Really any song with onomatopoeia peeing sounds is a hit in my book.]

While I was listening to the tour guide tell about the Manneken Pis, John snuck off and bought me a surprise. A little chocolate-covered, meringue snowman. Woo hoo!

Our next stop was the Brussel opera house. Apparently it was here, after an opera about revolution, that the Belgians were inspired to declare their own independence in 1830.

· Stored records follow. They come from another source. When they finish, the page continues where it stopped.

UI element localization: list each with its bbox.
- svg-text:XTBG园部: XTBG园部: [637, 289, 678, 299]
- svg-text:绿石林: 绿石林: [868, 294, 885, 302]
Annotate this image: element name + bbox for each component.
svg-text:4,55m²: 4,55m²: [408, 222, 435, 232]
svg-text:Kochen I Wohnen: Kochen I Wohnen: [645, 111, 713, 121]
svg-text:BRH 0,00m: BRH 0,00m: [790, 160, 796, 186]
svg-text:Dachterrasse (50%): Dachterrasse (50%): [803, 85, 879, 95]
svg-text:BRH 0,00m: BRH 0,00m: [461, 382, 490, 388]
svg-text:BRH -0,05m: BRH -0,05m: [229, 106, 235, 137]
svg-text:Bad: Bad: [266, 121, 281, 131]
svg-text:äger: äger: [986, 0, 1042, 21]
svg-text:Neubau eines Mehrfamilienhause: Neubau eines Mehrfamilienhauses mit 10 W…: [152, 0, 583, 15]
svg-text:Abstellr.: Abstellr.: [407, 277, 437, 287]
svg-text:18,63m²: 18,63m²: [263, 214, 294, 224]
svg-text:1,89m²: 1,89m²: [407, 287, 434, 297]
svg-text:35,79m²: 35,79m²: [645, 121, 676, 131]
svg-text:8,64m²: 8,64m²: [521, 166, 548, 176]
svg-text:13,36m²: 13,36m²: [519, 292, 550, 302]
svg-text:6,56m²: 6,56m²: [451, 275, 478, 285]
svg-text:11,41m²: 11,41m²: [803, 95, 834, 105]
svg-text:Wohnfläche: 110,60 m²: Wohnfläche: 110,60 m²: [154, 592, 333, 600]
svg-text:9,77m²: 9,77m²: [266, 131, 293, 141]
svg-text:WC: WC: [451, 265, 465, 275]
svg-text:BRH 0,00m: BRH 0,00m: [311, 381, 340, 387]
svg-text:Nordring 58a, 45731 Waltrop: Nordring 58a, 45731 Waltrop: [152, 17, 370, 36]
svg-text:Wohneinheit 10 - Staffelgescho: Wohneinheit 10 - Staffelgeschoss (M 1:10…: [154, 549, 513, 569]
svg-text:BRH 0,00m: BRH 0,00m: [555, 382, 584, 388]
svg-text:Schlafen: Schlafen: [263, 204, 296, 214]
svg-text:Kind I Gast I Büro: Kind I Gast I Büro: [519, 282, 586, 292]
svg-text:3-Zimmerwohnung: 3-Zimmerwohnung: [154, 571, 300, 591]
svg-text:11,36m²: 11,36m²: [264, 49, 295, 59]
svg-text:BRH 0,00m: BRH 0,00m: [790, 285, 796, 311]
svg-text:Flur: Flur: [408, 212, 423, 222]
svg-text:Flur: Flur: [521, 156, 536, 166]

[One shop was selling these interesting different kinds of chocolate on a spoon intended for making hot chocolates.]

It was at this point that John and I split from the rest of the group to have lunch. We went to 'T Kelderke. It was in a little cave-like space right on the Grand Place. John wanted Eel, but unfortunately they were out, so he settled for some Belgian fish. I was adventurous and ordered rabbit stewed in Belgian beer. Neither was very good. Luckily, we also got some Belgian fries, so we didn’t go hungry.

For dessert, we visited one of the fancy chocolate stores we passed last night. I got an assortment of delicious Belgian chocolates. Unfortunately I made a big ole’ mess with the chocolate covered cherry. Womp womp.

[We walked by the European Commission building at one point, which apparently houses the executive branch of the EU government.]

We walked back to the hotel, gathered our luggage, and set off for the airport. The Brussels airport was super, super nice. There was no line for security, the machines were fancy, and the security people were super nice. Also, the gates were nice and big and had plenty of outlets and chairs. What more could you want?

After an uneventful flight, we landed in Berlin. We took public transportation to our hotel, dropped off our bags, and went out for dinner.

We went to a place called Mommseneck which is known for serving over 100 types of beers. We both ordered some delicious German beer and tried currywurst. Currywurst is a German food consisting of wurst smothered in a ketchup/curry sauce. It wasn’t my favorite, but I’m glad I tried it.

[I had a ham chop thing. It was good.]

Outside of the restaurant was a small Christmas market, so we did some wandering. Amongst all the usual stands, we saw people tubing down a giant hill of fake snow. It looked pretty fun. We also saw a group of people playing a game that looked like a cross between bowling and curling. It was 40 euros for an hour of play, so just watched.

After a long day of travelling, we were excited to retire to our hotel room.